Aventura de amor con Dios
Los primeros años de la orden en Santa María de los Ángeles fueron un
período de entrenamiento en la pobreza y la caridad fraternas. Los frailes
trabajaban en sus oficios y en los campos vecinos para ganarse el pan de cada
día. Cuando no había trabajo suficiente, solían pedir limosna de puerta en
puerta; pero el fundador les había prohibido que aceptasen dinero. Estaban
siempre prontos a servir a todo el mundo, particularmente a los leprosos y
menesterosos.
San Francisco insistía en que llamasen a los leprosos "mis hermanos
cristianos" y los enfermos no dejaban de apreciar esta profunda
delicadeza. Les decía a los frailes: ¨Todos los hermanos procuren ejercitarse
en buenas obras, porque está escrito: 'Haz siempre algo bueno para que el diablo
te encuentre ocupado'. Y también, 'La ociosidad es enemiga del alma'. Por eso
los siervos de Dios deben dedicarse continuamente a la oración o a alguna buena
actividad.¨
El número de los compañeros del santo continuaba en aumento, entre ellos se
contaba el famoso "juglar de Dios", fray Junípero; a causa de la
sencillez del hermanito Francisco solía repetir: "Quisiera tener todo un
bosque de tales juníperos". En cierta ocasión en que el pueblo de Roma se
había reunido para recibir a fray Junípero, sus compañeros le hallaron jugando
apaciblemente con los niños fuera de las murallas de la ciudad. Santa Clara
acostumbraba llamarle "el juguete de Dios".
Santa Clara de Asís |
Santa Clara
Clara había partido de Asís para seguir a Francisco, en la primavera de
1212, después de oírle predicar. El santo consiguió establecer a Clara y sus
compañeras en San Damián, y la comunidad de religiosas llegó pronto a ser, para
los franciscanos, lo que las monjas de Prouille habían de ser para los
dominicos: una muralla de fuerza femenina, un vergel escondido de oración que
hacía fecundo el trabajo de los frailes.
Evangeliza a los mahometanos
En el otoño de ese año, Francisco, no contento con todo lo que había sufrido y
trabajado por las almas en Italia, resolvió ir a evangelizar a los mahometanos.

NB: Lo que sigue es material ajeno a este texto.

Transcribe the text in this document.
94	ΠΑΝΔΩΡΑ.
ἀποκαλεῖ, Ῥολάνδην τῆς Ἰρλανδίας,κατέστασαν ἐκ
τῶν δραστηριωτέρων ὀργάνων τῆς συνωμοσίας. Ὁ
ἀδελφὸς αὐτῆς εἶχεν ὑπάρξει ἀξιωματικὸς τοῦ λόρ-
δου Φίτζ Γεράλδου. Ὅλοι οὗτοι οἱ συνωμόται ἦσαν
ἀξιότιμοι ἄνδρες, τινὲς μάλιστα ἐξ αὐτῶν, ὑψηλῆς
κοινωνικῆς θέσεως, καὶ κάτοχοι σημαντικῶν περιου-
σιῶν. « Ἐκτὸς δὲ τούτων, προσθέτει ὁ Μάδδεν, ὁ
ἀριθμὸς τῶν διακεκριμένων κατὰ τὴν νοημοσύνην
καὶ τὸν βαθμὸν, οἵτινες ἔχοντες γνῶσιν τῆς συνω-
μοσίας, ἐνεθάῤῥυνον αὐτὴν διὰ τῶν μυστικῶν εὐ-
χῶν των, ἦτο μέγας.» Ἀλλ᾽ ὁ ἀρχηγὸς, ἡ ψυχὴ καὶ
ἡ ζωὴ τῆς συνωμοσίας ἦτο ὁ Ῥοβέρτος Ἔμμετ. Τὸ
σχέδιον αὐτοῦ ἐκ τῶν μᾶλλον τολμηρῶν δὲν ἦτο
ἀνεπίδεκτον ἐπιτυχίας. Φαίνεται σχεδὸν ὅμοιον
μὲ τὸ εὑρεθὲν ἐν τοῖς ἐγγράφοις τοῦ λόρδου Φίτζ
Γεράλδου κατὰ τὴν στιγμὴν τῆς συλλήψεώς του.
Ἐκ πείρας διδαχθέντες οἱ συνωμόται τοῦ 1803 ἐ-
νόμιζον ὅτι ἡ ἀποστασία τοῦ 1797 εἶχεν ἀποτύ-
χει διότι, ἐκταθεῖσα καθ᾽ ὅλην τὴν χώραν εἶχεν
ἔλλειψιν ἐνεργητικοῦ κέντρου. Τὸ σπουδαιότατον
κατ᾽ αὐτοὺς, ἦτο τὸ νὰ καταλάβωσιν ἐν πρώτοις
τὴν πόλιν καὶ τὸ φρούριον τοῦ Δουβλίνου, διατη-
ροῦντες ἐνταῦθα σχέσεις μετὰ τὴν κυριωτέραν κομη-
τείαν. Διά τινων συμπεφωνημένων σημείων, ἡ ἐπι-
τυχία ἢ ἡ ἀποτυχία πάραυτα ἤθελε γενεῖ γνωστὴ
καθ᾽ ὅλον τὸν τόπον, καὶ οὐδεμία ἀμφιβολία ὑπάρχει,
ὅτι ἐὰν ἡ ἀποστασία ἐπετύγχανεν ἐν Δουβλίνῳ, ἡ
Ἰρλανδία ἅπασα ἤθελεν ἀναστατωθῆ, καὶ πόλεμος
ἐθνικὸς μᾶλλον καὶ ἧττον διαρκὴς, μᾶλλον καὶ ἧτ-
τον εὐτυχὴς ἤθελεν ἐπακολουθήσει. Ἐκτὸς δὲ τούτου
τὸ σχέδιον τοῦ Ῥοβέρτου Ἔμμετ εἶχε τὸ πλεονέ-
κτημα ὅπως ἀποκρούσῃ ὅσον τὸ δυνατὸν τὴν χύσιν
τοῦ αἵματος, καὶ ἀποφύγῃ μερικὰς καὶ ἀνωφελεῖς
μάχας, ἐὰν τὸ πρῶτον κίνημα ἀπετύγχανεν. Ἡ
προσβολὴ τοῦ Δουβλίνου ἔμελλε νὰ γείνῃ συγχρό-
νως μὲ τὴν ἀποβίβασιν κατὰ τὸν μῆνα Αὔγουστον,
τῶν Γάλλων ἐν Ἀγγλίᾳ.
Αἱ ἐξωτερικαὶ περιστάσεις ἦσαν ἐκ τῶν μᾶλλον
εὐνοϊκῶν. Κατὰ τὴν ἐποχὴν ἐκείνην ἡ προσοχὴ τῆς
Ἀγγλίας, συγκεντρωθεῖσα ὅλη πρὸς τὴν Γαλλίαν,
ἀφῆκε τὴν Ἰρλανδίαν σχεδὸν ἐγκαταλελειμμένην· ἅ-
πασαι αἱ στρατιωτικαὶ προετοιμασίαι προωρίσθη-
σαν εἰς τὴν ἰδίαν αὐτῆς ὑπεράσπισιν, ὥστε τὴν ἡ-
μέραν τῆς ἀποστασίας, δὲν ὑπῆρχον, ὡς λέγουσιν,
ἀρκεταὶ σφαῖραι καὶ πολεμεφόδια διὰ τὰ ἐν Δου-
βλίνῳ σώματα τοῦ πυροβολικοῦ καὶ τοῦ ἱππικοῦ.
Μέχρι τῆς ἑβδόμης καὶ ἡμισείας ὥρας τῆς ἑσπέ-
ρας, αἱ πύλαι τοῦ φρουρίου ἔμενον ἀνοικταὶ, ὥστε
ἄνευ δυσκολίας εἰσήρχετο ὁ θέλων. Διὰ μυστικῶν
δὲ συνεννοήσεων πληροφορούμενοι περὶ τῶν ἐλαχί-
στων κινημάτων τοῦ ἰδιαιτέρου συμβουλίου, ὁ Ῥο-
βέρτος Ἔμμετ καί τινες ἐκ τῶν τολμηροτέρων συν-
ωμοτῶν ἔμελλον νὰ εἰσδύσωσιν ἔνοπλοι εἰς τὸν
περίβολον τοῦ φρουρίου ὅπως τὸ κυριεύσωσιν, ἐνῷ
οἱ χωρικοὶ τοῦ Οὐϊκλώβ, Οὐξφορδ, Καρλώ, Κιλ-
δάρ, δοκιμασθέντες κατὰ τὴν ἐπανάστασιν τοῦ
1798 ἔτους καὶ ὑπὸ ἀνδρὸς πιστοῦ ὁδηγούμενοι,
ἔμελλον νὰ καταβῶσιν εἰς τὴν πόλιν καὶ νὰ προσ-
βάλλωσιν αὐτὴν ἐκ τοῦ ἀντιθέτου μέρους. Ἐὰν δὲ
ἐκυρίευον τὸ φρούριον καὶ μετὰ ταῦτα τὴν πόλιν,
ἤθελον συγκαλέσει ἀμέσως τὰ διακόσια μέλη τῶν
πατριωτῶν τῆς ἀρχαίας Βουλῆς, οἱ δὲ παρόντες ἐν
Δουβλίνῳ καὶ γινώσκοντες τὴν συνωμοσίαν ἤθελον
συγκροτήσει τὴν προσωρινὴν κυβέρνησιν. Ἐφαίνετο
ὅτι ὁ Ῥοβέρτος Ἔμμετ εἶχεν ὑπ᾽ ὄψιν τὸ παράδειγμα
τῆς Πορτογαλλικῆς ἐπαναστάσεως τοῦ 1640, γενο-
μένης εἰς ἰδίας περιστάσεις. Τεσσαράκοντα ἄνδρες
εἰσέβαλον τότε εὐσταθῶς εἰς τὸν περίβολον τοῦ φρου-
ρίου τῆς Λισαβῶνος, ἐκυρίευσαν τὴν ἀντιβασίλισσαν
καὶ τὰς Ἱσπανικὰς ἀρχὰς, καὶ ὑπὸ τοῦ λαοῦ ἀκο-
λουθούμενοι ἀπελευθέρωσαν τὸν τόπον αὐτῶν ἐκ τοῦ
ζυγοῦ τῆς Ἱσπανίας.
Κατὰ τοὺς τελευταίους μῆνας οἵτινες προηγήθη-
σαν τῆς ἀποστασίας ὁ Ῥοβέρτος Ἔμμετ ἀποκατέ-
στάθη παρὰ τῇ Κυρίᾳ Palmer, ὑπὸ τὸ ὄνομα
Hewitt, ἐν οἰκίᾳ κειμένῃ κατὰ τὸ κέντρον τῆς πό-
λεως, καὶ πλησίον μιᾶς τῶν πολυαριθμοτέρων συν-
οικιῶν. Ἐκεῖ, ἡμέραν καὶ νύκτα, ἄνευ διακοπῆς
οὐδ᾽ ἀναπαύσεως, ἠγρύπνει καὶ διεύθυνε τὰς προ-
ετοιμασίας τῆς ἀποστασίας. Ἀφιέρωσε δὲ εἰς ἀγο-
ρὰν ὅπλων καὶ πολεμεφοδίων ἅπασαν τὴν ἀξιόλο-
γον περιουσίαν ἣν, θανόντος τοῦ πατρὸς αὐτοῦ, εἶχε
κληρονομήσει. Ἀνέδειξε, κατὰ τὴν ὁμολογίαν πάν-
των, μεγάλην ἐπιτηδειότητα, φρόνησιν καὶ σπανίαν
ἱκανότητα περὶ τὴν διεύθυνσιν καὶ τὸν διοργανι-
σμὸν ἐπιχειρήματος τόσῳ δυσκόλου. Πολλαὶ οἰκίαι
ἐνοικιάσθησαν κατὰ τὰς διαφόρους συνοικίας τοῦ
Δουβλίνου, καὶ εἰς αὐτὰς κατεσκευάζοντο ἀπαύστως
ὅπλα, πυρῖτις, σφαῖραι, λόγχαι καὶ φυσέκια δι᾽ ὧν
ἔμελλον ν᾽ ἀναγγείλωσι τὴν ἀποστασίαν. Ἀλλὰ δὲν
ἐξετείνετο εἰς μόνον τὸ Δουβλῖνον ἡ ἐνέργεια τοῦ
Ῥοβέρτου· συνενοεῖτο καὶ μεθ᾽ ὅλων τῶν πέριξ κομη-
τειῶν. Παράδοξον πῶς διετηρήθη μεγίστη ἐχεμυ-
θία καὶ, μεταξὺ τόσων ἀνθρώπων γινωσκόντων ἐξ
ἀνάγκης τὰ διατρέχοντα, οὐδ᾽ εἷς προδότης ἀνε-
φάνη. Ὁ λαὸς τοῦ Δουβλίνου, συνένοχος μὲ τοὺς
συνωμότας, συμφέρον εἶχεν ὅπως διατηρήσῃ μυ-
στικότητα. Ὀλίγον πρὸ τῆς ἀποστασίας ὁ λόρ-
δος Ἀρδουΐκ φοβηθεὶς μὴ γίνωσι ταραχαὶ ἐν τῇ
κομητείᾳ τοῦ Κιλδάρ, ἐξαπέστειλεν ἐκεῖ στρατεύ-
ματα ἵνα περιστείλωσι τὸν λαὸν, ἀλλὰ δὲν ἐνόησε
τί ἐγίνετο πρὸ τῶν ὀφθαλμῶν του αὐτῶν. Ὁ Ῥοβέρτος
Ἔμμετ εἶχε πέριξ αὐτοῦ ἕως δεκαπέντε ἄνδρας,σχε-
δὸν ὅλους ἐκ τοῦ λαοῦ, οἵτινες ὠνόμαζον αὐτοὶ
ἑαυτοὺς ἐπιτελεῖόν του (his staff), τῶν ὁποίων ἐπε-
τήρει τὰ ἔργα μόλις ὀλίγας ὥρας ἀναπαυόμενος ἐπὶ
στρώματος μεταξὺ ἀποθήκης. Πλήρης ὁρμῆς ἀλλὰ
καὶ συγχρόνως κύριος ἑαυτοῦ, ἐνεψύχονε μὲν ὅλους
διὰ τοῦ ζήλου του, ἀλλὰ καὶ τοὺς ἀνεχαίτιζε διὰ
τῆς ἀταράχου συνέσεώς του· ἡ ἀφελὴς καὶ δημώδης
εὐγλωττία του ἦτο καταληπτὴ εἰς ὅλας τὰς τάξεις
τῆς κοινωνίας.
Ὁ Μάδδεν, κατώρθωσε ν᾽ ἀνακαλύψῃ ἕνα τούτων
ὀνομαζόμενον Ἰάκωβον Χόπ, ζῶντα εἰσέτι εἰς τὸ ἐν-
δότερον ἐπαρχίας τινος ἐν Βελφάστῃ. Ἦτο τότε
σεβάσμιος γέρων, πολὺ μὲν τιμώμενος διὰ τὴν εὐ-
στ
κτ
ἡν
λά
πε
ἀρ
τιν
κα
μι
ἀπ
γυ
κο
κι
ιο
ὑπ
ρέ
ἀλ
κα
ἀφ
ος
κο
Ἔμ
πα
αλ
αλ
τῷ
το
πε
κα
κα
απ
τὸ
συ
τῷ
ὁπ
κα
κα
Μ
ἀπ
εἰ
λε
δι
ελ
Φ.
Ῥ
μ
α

Así pues, se embarcó en Ancona con un compañero rumbo a Siria; pero una
tempestad hizo naufragar la nave en la costa de Dalmacia. Como los frailes no
tenían dinero para proseguir el viaje, se vieron obligados a esconderse
furtivamente en un navío para volver a Ancona. Después de predicar un año en el
centro de Italia (el señor de Chiusi puso entonces a la disposición de los
frailes un sitio de retiro en Monte Alvernia, en los Apeninos de Toscana), San
Francisco decidió partir nuevamente a predicar a los mahometanos en Marruecos.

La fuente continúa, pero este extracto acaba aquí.